Gerard Hemsworth
Anthony Reynolds Gallery
Gerard Hemsworth, like Daniel Buren, Olivier Mosset, Steve di Benedetto, and Michael Scott, wants to define painting’s progress as an elaborated investigation of the brute necessities of its materiality. Even though this desire has been described as one of the two great poles of the dialectic of Modernism (the other being an esthetics of transcendence to replenish the spiritual void created by the secularization of society), its spiritual import is roughly the same as that of any other job, but a job that never seems complete.
Theoretically, of course, it is possible to reach completion, since the perfectly self-identical object does exist: God. In the painting-game of the present, however, this can only be the last refuge for those who remain nostalgic for a less secularized world. It still must be admitted that self-reflexive painting can yield an object of immense rhetorical power and intellectual interest. One has simply to note the substantial, and often misguided, proliferation of pious interpretations by critics and artists of abstract painting to appreciate the energy necessary to sublimate this recurrent esthetic sublime. Even Gerhard Richter, considered at one point the arch-cynic of contemporary painting, has remarked that if black in art is only black, then Kasimir Malevich’s Black Square, 1923, would be only a silly coat of paint. Despite the fact that we know better, it seems, echoing Richter, that we hope for more of painting. At the same time, we are embarrassed to give voice to that hope; instead we displace it and generalize it, so it comes out sounding like a rather too-sophisticated complaint about art’s lack of ambition.
Hemsworth’s paintings, in their modesty and directness, raise the question of painting’s place in the world yet again. Paintings, as things made, ought to be susceptible to analysis along the lines of other artifacts; yet as objects claiming to be utterances in some as-yet-to-be-defined dialogic, they appear to resist this crude materialism. If the “pure” painting debate seems an exhausted rhetoric, precisely because of its inability to hold at bay those transcendental pieties of interpretation that will ultimately wreck it, that does not mean that the painting game as a whole is over.

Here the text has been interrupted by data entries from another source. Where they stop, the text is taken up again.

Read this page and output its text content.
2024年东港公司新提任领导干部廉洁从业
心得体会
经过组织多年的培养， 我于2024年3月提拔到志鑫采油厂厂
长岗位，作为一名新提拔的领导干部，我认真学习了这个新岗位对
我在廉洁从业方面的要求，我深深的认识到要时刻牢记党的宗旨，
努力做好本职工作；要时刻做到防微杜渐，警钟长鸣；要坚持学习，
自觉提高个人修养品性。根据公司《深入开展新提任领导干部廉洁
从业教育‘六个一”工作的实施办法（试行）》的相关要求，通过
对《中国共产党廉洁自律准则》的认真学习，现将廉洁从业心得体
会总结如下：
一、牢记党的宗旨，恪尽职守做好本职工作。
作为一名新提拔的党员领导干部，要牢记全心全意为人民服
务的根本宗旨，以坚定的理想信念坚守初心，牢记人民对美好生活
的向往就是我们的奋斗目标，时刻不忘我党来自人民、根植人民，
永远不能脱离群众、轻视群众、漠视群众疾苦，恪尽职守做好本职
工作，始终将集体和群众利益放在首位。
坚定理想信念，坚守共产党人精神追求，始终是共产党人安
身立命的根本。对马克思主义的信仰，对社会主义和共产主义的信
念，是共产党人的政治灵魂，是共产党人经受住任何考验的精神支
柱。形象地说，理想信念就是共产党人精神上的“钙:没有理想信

Hemsworth’s current exhibition contains three pictures that thrust us into a particular painting game, the principal elements or boundaries of which are the monochrome, the surface, and decoration. This triumvirateSeen and Unseen, 1991, Dead or Alive, 1991, and Ascension into Heaven, 1992is comprised of some of the most basic elements of painting about painting. For Hemsworth these pictures are also signs for something else: the persistent refusal to provide an alienated image, the gnawing doubt that painting must somehow, in the words of Richter, hope to be more. Such a refusal on the part of Hemsworth points to a desire to keep painting forever outside the reach of functionality. This position is not without its social utility; after all, painting as a serious professional activity persists. “It is not possible to believe that the work has no properties of its own,” remarks Hemsworth: no matter how limited we make the field of painting in actual practice, we always need to pretend there is something outside that field. This is not only so that paintings’ obdurate thingness may survive (which is the least one can expect of professional painting), but also so that the promise of some future, unfetishized connection between painting and the world (which is the least one can expect of culture outside spectacle) may persist.